質問
「~うちに」と「~あいだに」の違いは何ですか?
こたえ
「うちに」も「あいだに」も、〈一定の期間〉という意味を示します。このとき、時間は線的にとらえられていて、はじまりと終わりに区切られた期間という意識があります。
若い(うちに/あいだに)勉強しておきなさい。
明るい(うちに/あいだに)帰宅する。
のような場合には、どちらも可能ですが、
この新聞は電車を待っている(*うちに/あいだに)買った。
1時と2時の(*うちに/あいだに)来て下さい。
のように、〈始まりと終わり〉が明確な場合に「うちに」は使えません。これは、期間の長短には関係しません。
長い(*うちに/あいだに)街はすっかり変わってしまった。
のように、〈始まりと終わり〉とが(話し手に)はっきり意識されている場合には、「うちに」は使えません。逆に、
その(うちに/*あいだに)またお訪ねいたします。
のように、ある期間を漠然と指し示す場合に「あいだに」は使えません。
また、「うちに」は、瞬間的な状態を示す語を受けるときに否定形をとり、
暗くならない(うちに/*あいだに)帰宅する。
のようになります。
暗くなる(まえに/*うちに)帰宅する。
とは、用法が異なるので注意が必要です(「*暗くならないまえに帰宅する。」とはいえません)。
「うちに」と「あいだに」とが両立する文脈でも、意味合いには違いがあるようです。たとえば、
若い(うちに/あいだに)勉強しておきなさい。
のような場合、「うちに」には、ある期間をそれより後の期間と対比する意識があります。ここでは、〈若い:老いた〉という意識があって、「年をとってから勉強したのでは遅すぎる」という気持ちを含んでいると解釈できます。「あいだに」は、単に「若い時期」を指すだけです。

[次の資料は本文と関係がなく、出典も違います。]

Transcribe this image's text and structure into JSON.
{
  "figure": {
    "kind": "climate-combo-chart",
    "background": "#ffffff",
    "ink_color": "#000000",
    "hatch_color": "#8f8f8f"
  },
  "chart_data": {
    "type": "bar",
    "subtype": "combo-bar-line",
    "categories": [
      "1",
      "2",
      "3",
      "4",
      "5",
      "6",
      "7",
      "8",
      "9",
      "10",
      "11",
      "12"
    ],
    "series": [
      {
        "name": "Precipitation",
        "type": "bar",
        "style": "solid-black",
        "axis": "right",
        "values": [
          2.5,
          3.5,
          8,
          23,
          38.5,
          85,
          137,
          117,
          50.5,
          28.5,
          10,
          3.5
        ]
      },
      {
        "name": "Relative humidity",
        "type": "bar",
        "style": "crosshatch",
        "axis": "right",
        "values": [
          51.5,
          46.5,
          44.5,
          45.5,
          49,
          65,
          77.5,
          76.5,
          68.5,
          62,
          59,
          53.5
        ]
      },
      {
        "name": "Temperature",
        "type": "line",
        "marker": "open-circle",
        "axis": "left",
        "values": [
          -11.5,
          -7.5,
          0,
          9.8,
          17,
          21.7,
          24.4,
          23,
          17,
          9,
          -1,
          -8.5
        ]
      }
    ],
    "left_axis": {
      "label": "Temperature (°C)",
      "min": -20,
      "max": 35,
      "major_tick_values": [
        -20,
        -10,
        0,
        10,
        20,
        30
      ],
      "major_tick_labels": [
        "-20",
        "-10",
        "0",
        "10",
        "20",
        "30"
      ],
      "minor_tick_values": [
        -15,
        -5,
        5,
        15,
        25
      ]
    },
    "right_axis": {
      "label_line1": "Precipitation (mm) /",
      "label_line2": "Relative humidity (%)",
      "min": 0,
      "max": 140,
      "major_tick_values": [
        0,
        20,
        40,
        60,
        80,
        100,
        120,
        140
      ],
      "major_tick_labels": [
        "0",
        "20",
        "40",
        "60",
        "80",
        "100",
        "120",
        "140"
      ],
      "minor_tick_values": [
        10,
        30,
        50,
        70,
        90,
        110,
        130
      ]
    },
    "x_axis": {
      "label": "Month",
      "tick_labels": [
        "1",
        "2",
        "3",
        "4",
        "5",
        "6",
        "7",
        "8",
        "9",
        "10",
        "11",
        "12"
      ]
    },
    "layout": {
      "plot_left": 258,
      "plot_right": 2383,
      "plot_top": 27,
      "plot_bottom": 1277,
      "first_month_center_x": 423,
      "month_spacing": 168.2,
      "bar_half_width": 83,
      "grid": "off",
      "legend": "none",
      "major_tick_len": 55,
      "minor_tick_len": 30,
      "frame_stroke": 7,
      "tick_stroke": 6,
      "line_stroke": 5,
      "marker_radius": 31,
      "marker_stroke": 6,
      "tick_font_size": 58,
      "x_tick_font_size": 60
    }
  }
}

ピアノを練習している(うちに/あいだに)雨が止みました。
という場合、「うちに」は「いつの間にか(気がついたら)雨がやんでいた」という意味を表わし、「雨が止んだ時点がピアノ練習の時間内であった」という事実を表現する場合には「あいだに」を使います。「あいだに」の方が、客観的な言い方になるのです。逆に、
ピアノを練習している(うちに/?あいだに)上手になりました。
という場合には、具体的な事実関係(ピアノの練習の期間や事柄の生じる時点)がはっきりしないので、「あいだに」とはいいづらくなります。「ピアノを練習している(うちに)上手になりました。」は、「気がついたら、だんだんうまくなっていた」という気持ちをあらわしています。